Deepa Mohan Phooken is a radiologist by profession and a traveller by passion.
Travelling through Botswana, South Africa, Namibia and Zimbabwe with her husband and daughter, Deepa discovers a little of herself in the changing landscape from the windswept beaches of South Africa to the sands of Namibia, and the wealth of nature and culture in between.
Here is an excerpt from Crisscrossing Southern Africa, where Deepa writes about the expanse of the Okovango Delta from her tiny Mokoro.
(To read the full text visit https://deepstravelogue.com/)
One of the least populated countries in Africa , second only to Namibia, Botswana is a rarity in an overdeveloped , overpopulated world. It has untamed, vast pockets of wilderness.
We’ve done these trips a couple of times making our hearts yearn for the Delta ever so more!
The Okavango River system is made up of the main perennial river channel called the Panhandle and numerous small seasonal rivulets which fan out southeastwards forming the massive Okavango Delta.
The Trip To Maun
We started one bright July morning from Molepolole down the straight smooth, traffic free roads of Botswana and drove north past the Khama Rhino Sanctuary near Serowe.
We then skirted the central Kalahari Salt Pans to reach Maun by late afternoon (a distance of more than 900 Kms).
Early next morning we were picked up from our lodge by our friend and guide Sox, a river bushman.

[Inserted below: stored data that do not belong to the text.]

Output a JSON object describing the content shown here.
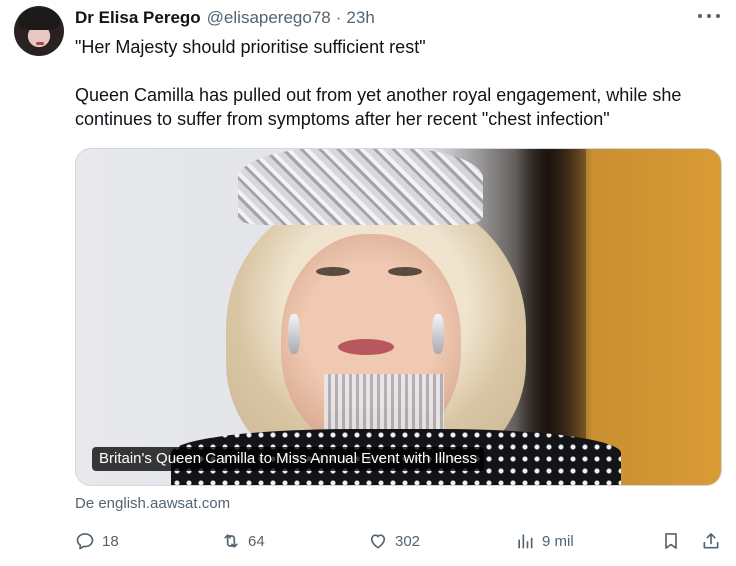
{
  "author": {
    "name": "Dr Elisa Perego",
    "handle": "@elisaperego78",
    "separator": "·",
    "time": "23h"
  },
  "tweet": {
    "quote_line": "\"Her Majesty should prioritise sufficient rest\"",
    "body": "Queen Camilla has pulled out from yet another royal engagement, while she continues to suffer from symptoms after her recent \"chest infection\""
  },
  "card": {
    "caption": "Britain's Queen Camilla to Miss Annual Event with Illness",
    "source": "De english.aawsat.com"
  },
  "actions": {
    "replies": "18",
    "reposts": "64",
    "likes": "302",
    "views": "9 mil"
  },
  "icons": {
    "more": "more-icon",
    "reply": "reply-icon",
    "repost": "repost-icon",
    "like": "heart-icon",
    "views": "views-icon",
    "bookmark": "bookmark-icon",
    "share": "share-icon"
  },
  "colors": {
    "text": "#0f1419",
    "secondary": "#536471",
    "border": "#cfd9de"
  }
}
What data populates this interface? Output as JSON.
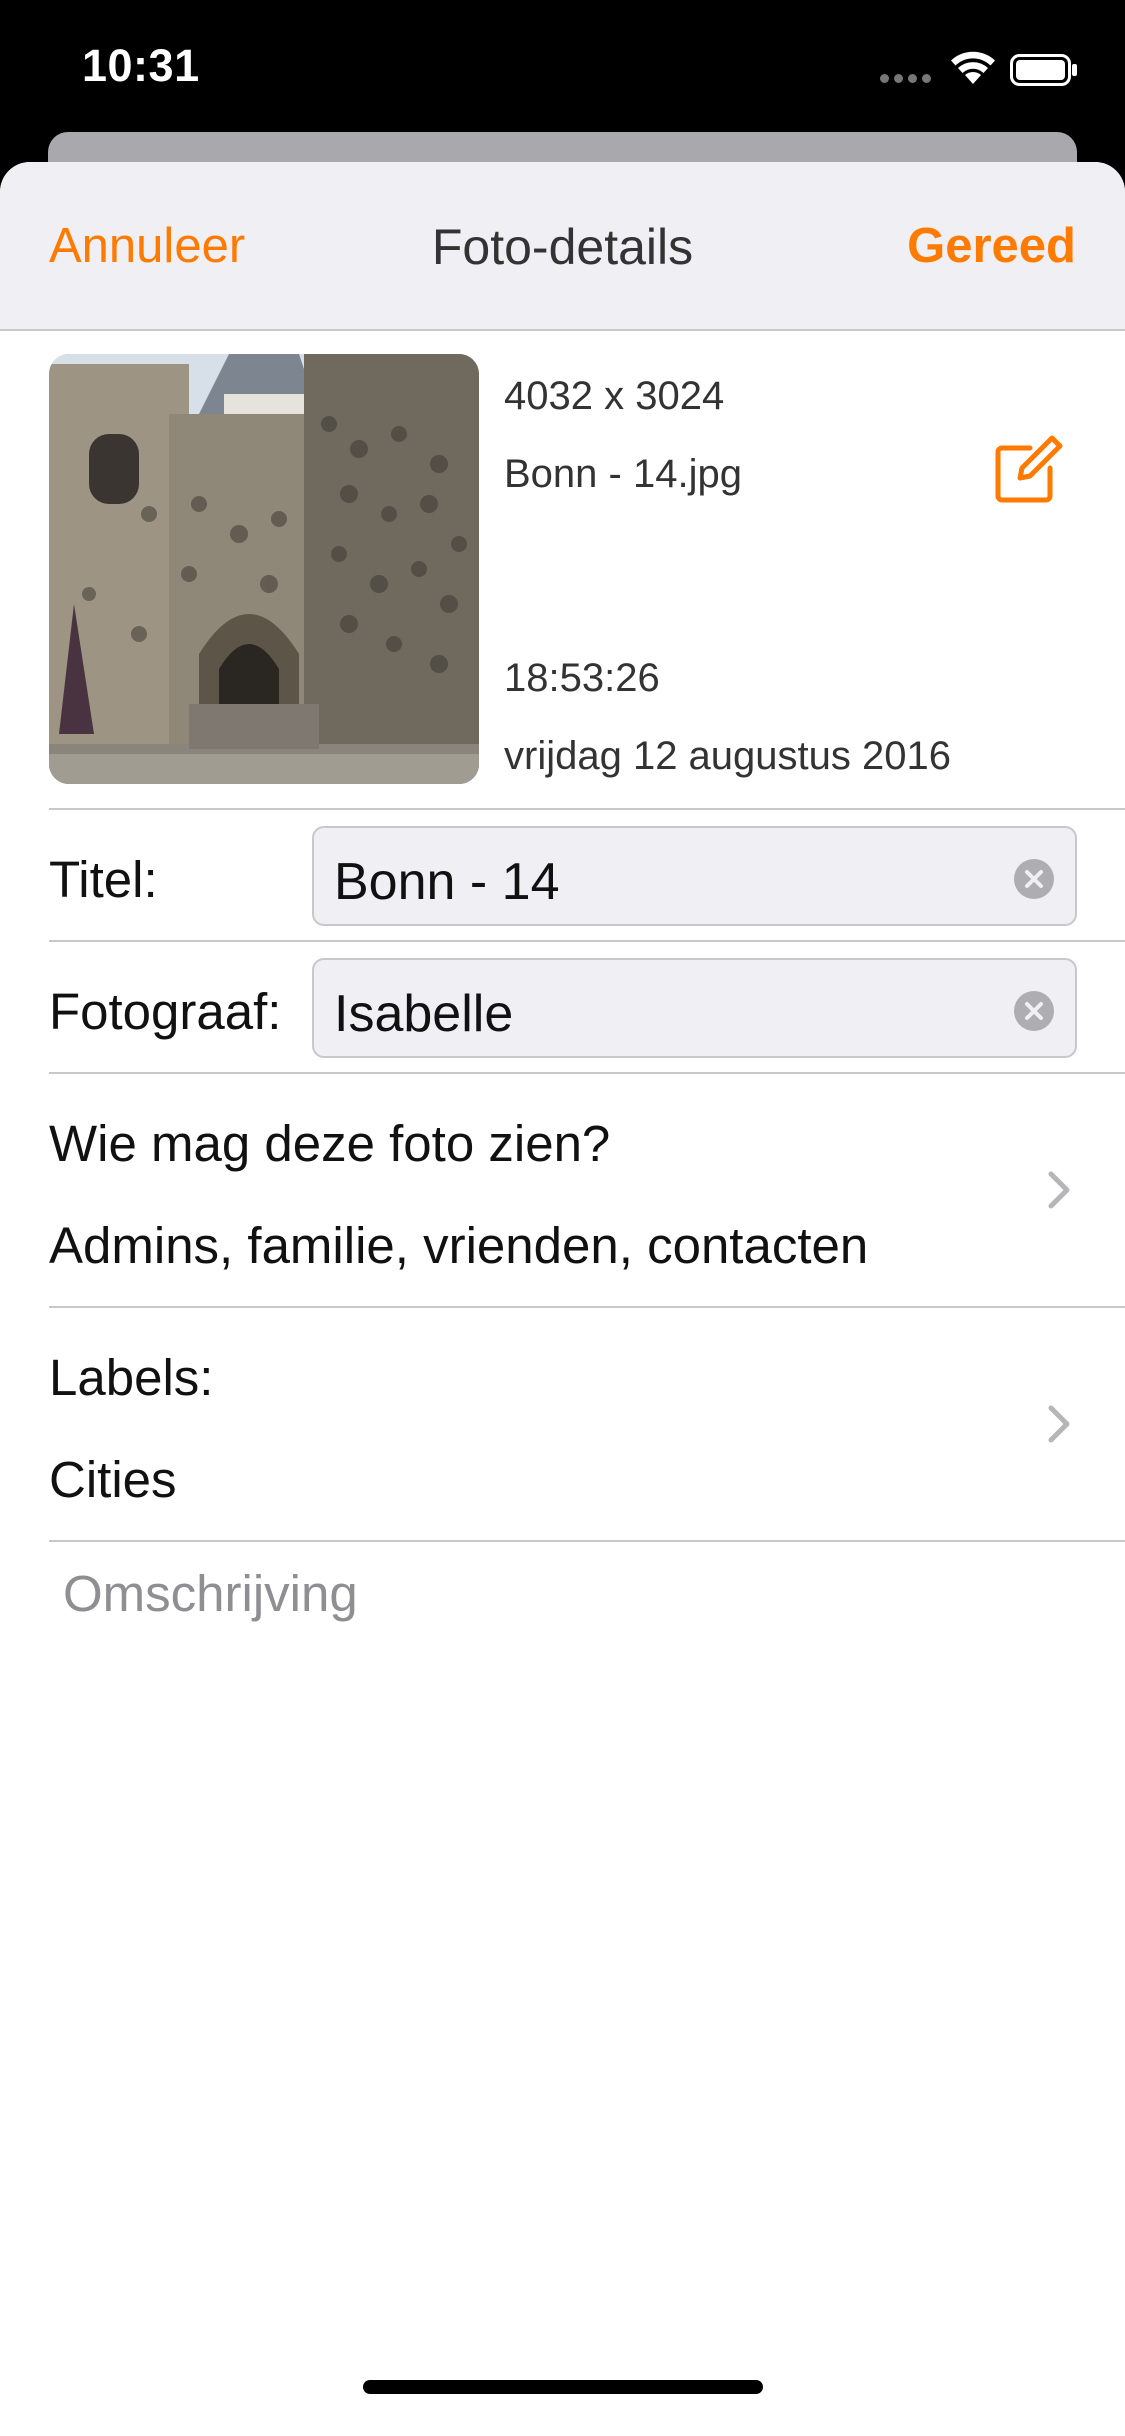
{
  "status_bar": {
    "time": "10:31"
  },
  "nav": {
    "cancel_label": "Annuleer",
    "title": "Foto-details",
    "done_label": "Gereed"
  },
  "photo": {
    "dimensions": "4032 x 3024",
    "filename": "Bonn - 14.jpg",
    "time": "18:53:26",
    "date": "vrijdag 12 augustus 2016"
  },
  "fields": {
    "title": {
      "label": "Titel:",
      "value": "Bonn - 14"
    },
    "photographer": {
      "label": "Fotograaf:",
      "value": "Isabelle"
    }
  },
  "privacy": {
    "label": "Wie mag deze foto zien?",
    "value": "Admins, familie, vrienden, contacten"
  },
  "tags": {
    "label": "Labels:",
    "value": "Cities"
  },
  "description": {
    "placeholder": "Omschrijving"
  },
  "colors": {
    "accent": "#ff7a00",
    "nav_background": "#efeff4",
    "separator": "#c8c8cc"
  },
  "icons": [
    "wifi-icon",
    "battery-icon",
    "edit-icon",
    "clear-icon",
    "chevron-right-icon"
  ]
}
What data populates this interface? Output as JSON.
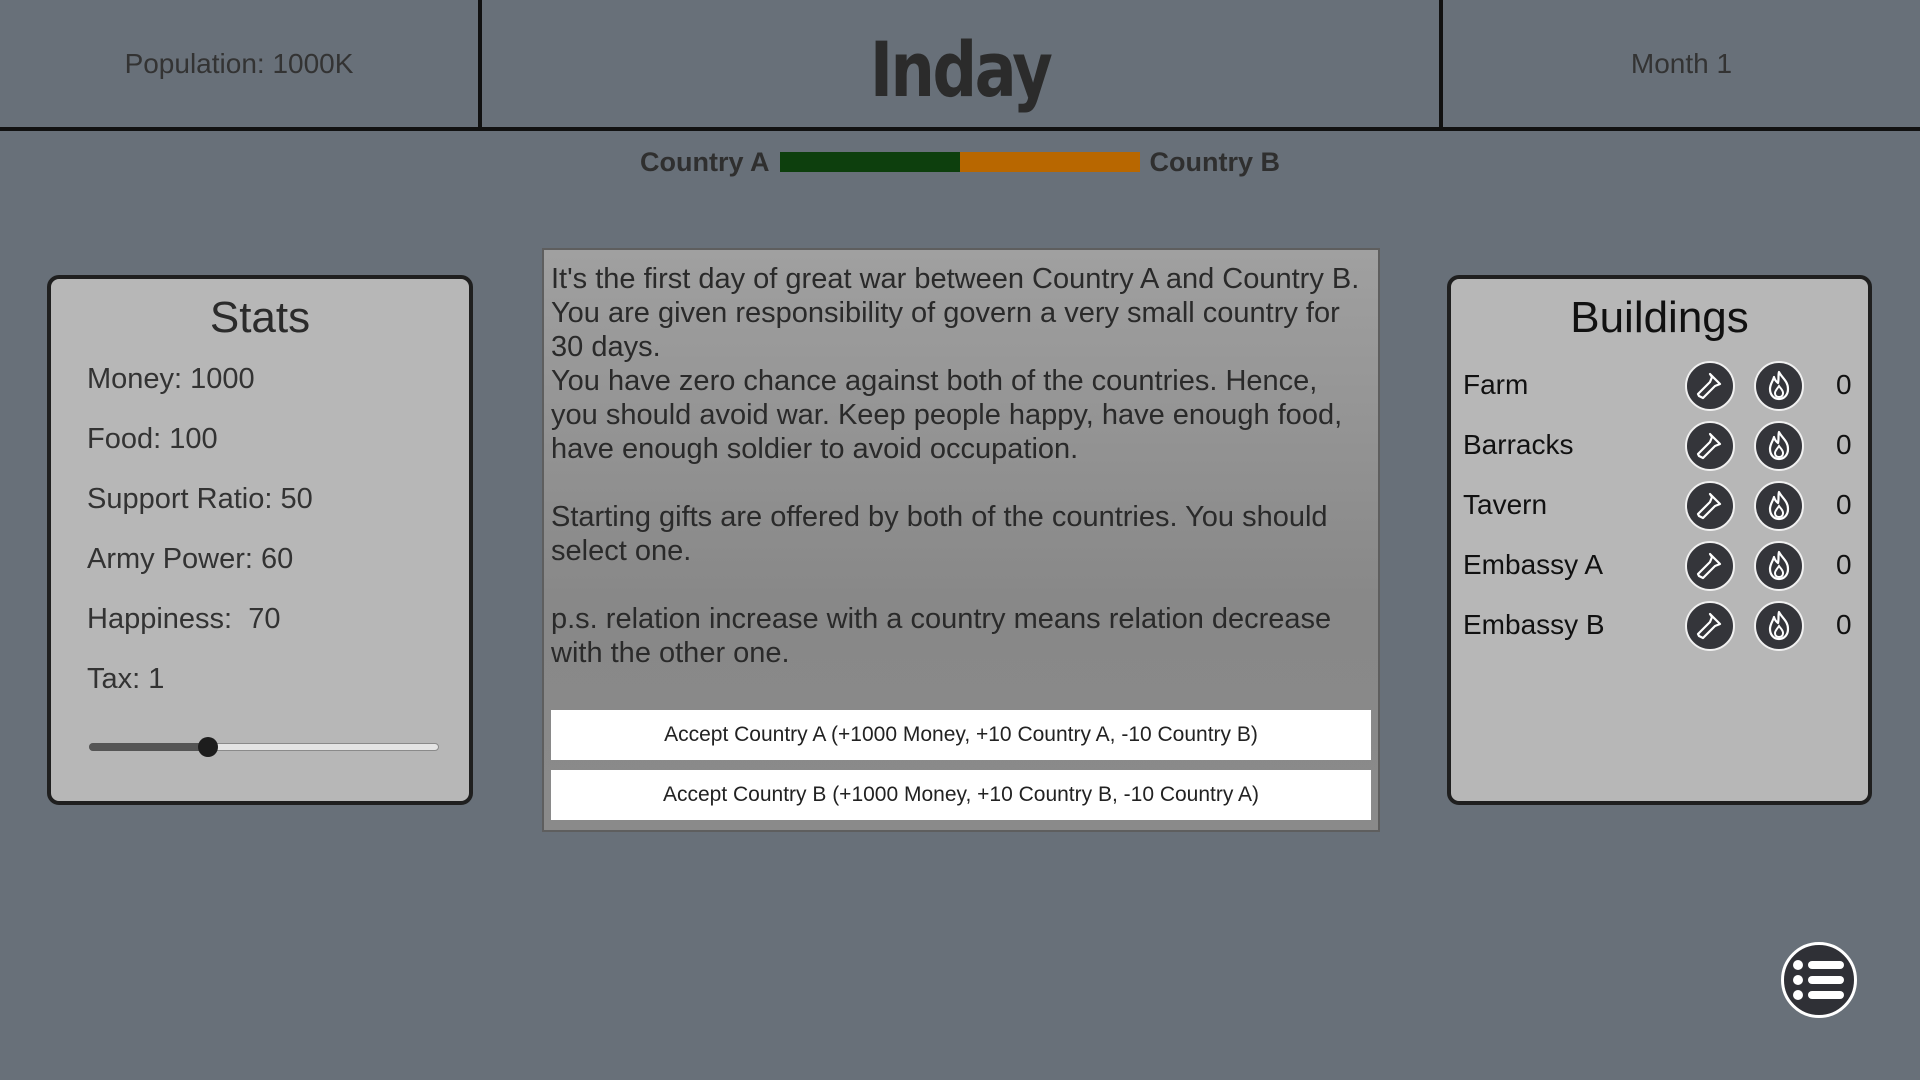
{
  "header": {
    "population": "Population: 1000K",
    "title": "Inday",
    "month": "Month 1"
  },
  "relation": {
    "left_label": "Country A",
    "right_label": "Country B",
    "country_a_share": 0.5,
    "colors": {
      "country_a": "#0d3f0d",
      "country_b": "#b86700"
    }
  },
  "stats": {
    "title": "Stats",
    "money": "Money: 1000",
    "food": "Food: 100",
    "support_ratio": "Support Ratio: 50",
    "army_power": "Army Power: 60",
    "happiness": "Happiness:  70",
    "tax": "Tax: 1",
    "tax_slider_fraction": 0.34
  },
  "story": {
    "paragraphs": [
      "It's the first day of great war between Country A and Country B. You are given responsibility of govern a very small country for 30 days.",
      "You have zero chance against both of the countries. Hence, you should avoid war. Keep people happy, have enough food, have enough soldier to avoid occupation.",
      "Starting gifts are offered by both of the countries. You should select one.",
      "p.s. relation increase with a country means relation decrease with the other one."
    ],
    "choice_a": "Accept Country A (+1000 Money, +10 Country A, -10 Country B)",
    "choice_b": "Accept Country B (+1000 Money, +10 Country B, -10 Country A)"
  },
  "buildings": {
    "title": "Buildings",
    "items": [
      {
        "name": "Farm",
        "count": "0"
      },
      {
        "name": "Barracks",
        "count": "0"
      },
      {
        "name": "Tavern",
        "count": "0"
      },
      {
        "name": "Embassy A",
        "count": "0"
      },
      {
        "name": "Embassy B",
        "count": "0"
      }
    ],
    "build_icon": "hammer-icon",
    "burn_icon": "fire-icon"
  },
  "menu": {
    "icon": "list-menu-icon"
  }
}
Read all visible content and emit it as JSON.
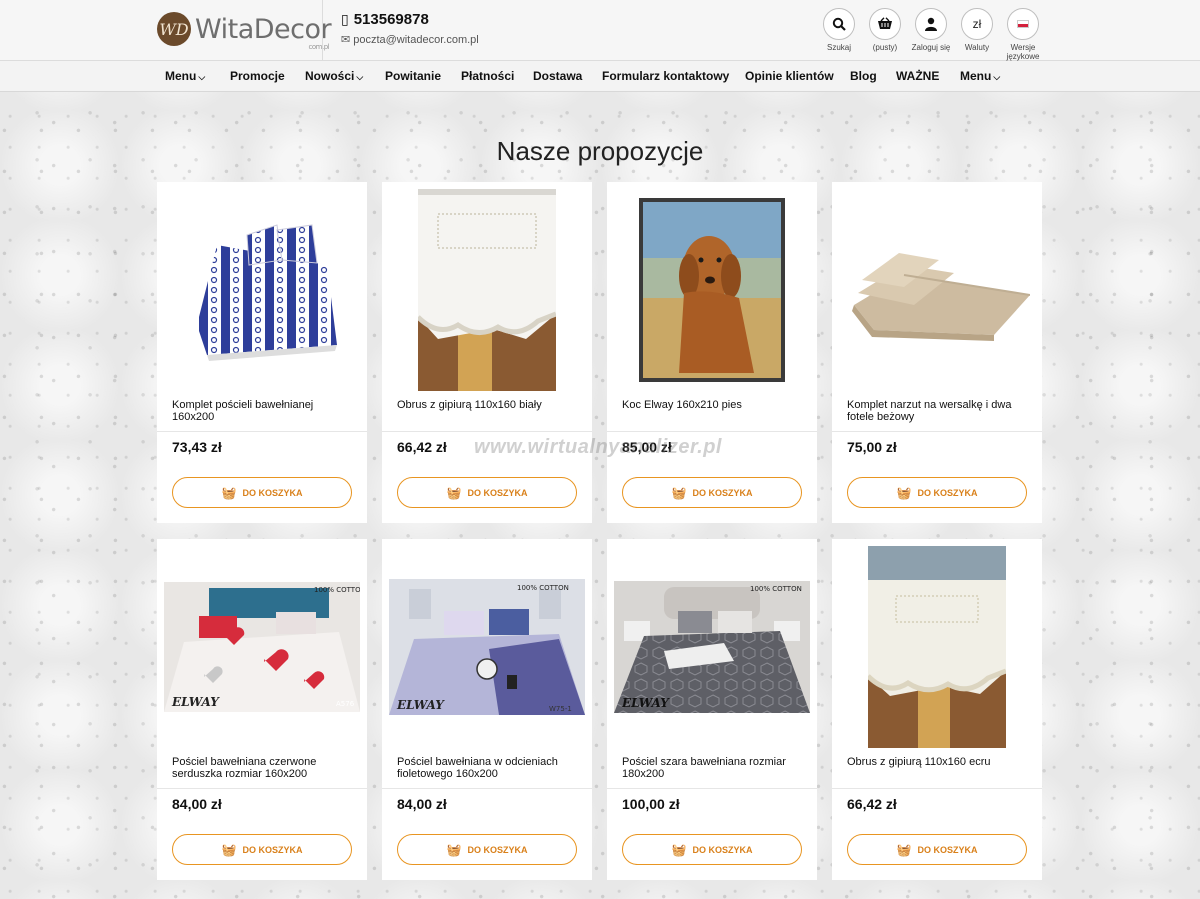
{
  "header": {
    "logo_text": "WitaDecor",
    "logo_mark": "WD",
    "logo_sub": "com.pl",
    "phone": "513569878",
    "email": "poczta@witadecor.com.pl",
    "icons": [
      {
        "name": "search-icon",
        "glyph": "🔍",
        "label": "Szukaj"
      },
      {
        "name": "basket-icon",
        "glyph": "🛒",
        "label": "(pusty)"
      },
      {
        "name": "user-icon",
        "glyph": "👤",
        "label": "Zaloguj się"
      },
      {
        "name": "currency-icon",
        "glyph": "zł",
        "label": "Waluty"
      },
      {
        "name": "flag-icon",
        "glyph": "",
        "label": "Wersje językowe"
      }
    ]
  },
  "nav": {
    "items": [
      {
        "label": "Menu",
        "dropdown": true
      },
      {
        "label": "Promocje",
        "dropdown": false
      },
      {
        "label": "Nowości",
        "dropdown": true
      },
      {
        "label": "Powitanie",
        "dropdown": false
      },
      {
        "label": "Płatności",
        "dropdown": false
      },
      {
        "label": "Dostawa",
        "dropdown": false
      },
      {
        "label": "Formularz kontaktowy",
        "dropdown": false
      },
      {
        "label": "Opinie klientów",
        "dropdown": false
      },
      {
        "label": "Blog",
        "dropdown": false
      },
      {
        "label": "WAŻNE",
        "dropdown": false
      },
      {
        "label": "Menu",
        "dropdown": true
      }
    ]
  },
  "section_title": "Nasze propozycje",
  "button_label": "DO KOSZYKA",
  "watermark": "www.wirtualnyanalizer.pl",
  "products": [
    {
      "name": "Komplet pościeli bawełnianej 160x200",
      "price": "73,43 zł",
      "image": "bedding-blue"
    },
    {
      "name": "Obrus z gipiurą 110x160 biały",
      "price": "66,42 zł",
      "image": "tablecloth-white"
    },
    {
      "name": "Koc Elway 160x210 pies",
      "price": "85,00 zł",
      "image": "blanket-dog"
    },
    {
      "name": "Komplet narzut na wersalkę i dwa fotele beżowy",
      "price": "75,00 zł",
      "image": "throws-beige"
    },
    {
      "name": "Pościel bawełniana czerwone serduszka rozmiar 160x200",
      "price": "84,00 zł",
      "image": "bedding-hearts"
    },
    {
      "name": "Pościel bawełniana w odcieniach fioletowego 160x200",
      "price": "84,00 zł",
      "image": "bedding-violet"
    },
    {
      "name": "Pościel szara bawełniana rozmiar 180x200",
      "price": "100,00 zł",
      "image": "bedding-grey"
    },
    {
      "name": "Obrus z gipiurą 110x160 ecru",
      "price": "66,42 zł",
      "image": "tablecloth-ecru"
    }
  ],
  "image_texts": {
    "cotton": "100% COTTON",
    "brand": "ELWAY",
    "code_hearts": "A576",
    "code_violet": "W75-1"
  }
}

He drove us in his 4 x 4 to the mooring point where he had a motorboat waiting for us.
We then set sail on the rivulets of the Okavango River soaking in the clear blue water lush with papyrus reeds and water lilies.
Leadwood and Mopane trees framed the banks of the rivulets.
We saw a lot of wild life too. Red Lechwe, a small deer (exclusive to the Okavango), Sitatunga, Saddle Billed Storks, Wattled Cranes and Geese foraging in the shallows.
There was no dearth of African Fish Eagles, Malachite Kingfishers, Rufous bellied Herons, Plovers, Pygmy Geese, African Swallows, Slaty Egrets or Pel’s Fishing Owls either.
We changed our mode of transport at Boro village station, a community trust Mokoro station run by the Bayei tribe and got into mekoros with our poler guides.
We drifted past grazing elephants, crocodiles sunning on river banks & territorial hippopotamuses visible not far from the Mokoro.
Thumb sized painted reed frogs rode in the mokoro along with us.
We made stops on small islands to have lunch and tea making sure not to wander too far as swimming lions are a known entity in the Okavango! Not that cheetahs, leopards, wild dogs and hyaenas are unknown entities.
We crossed a few South African families who were out for the weekend, some even nonchalantly dipping their feet in the crocodile and hippopotamus infested water! They were so much at ease in the water.